Anxious for peace with Russia, Georgian officials and businessmen recently have been taking turns bowing and refilling 62-year-old Russian food security tsar Gennadiy Onishchenko's glass with the finest beverages Georgia’s got to offer. But nothing seems to suit the delicate palate of Gennady Grigoryevich.
His complaints range from the quality-related to the political and downright philosophical. But the Onishchenkoisms, delivered with a stern face, always tend to hit whenever Tbilisi-Moscow ties are going south.
In 2006, with the Kremlin increasingly uneasy about Georgian President Mikheil Saakashvili as a potential exporter of revolution, Onishchenko struck, slapping an embargo on Georgian wines, mineral waters and fruits and vegetables as unsafe.

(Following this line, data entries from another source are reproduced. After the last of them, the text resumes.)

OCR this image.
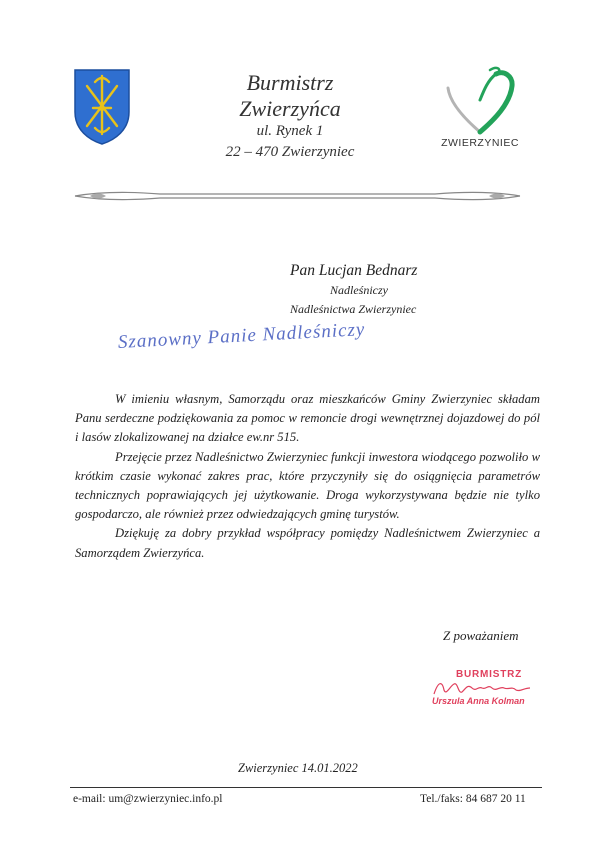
Burmistrz
Zwierzyńca
ul. Rynek 1
22 – 470 Zwierzyniec
ZWIERZYNIEC
Pan Lucjan Bednarz
Nadleśniczy
Nadleśnictwa Zwierzyniec
Szanowny Panie Nadleśniczy

W imieniu własnym, Samorządu oraz mieszkańców Gminy Zwierzyniec składam Panu serdeczne podziękowania za pomoc w remoncie drogi wewnętrznej dojazdowej do pól i lasów zlokalizowanej na działce ew.nr 515.

Przejęcie przez Nadleśnictwo Zwierzyniec funkcji inwestora wiodącego pozwoliło w krótkim czasie wykonać zakres prac, które przyczyniły się do osiągnięcia parametrów technicznych poprawiających jej użytkowanie. Droga wykorzystywana będzie nie tylko gospodarczo, ale również przez odwiedzających gminę turystów.

Dziękuję za dobry przykład współpracy pomiędzy Nadleśnictwem Zwierzyniec a Samorządem Zwierzyńca.

Z poważaniem
BURMISTRZ
Urszula Anna Kolman
Zwierzyniec 14.01.2022
e-mail: um@zwierzyniec.info.pl	Tel./faks: 84 687 20 11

But after Georgia’s new government began an active campaign of reconciliation with Russia, Onishchenko allowed long-banned Georgian wine and prized mineral water Borjomi back north of the Caucasus mountain range.
When asked about the state of Georgian beverages at a recent news conference, Onishchenko flew off on a tangent, taking issue with the Georgian (and worldwide) practice of making wine from grapes. “They [the Georgians] are destroying grapes by making wine from it,” he complained. “Grapes are a holy fruit, a fruit from God, worshipped by pagans and Christians alike, and they make alcohol from it!”
The jeremiad did not end there. Onishchenko told Russians not to expect the newly returned Borjomi water to taste like it did in Soviet times, a frequent refrain of many older Russians, who believe everything tasted better in the USSR. Old-school specialists were true artists, who treated the water as a child, Onishchenko said. They “knew every whim of the water of life."
But the best piece he saved for the end. Georgians, he claimed, have contaminated pigs in southern Russia with African swine fever, and the virus is decimating the local swine population. “This is well-planned sabotage… that was without doubt done from Georgian territory,” he proclaimed, without bothering about the details, the BBC's Russian service reported.
But could this latest spell of grumpiness mean that Georgian Prime Minister Bidzina Ivanishvili's attempts to make friends with Russia will hit a wall, just as have those of all preceding Georgian leaders whenever core issues are touched upon? For an indicator, it could prove helpful to keep an eye on what "Grim Gennady" has to say and when.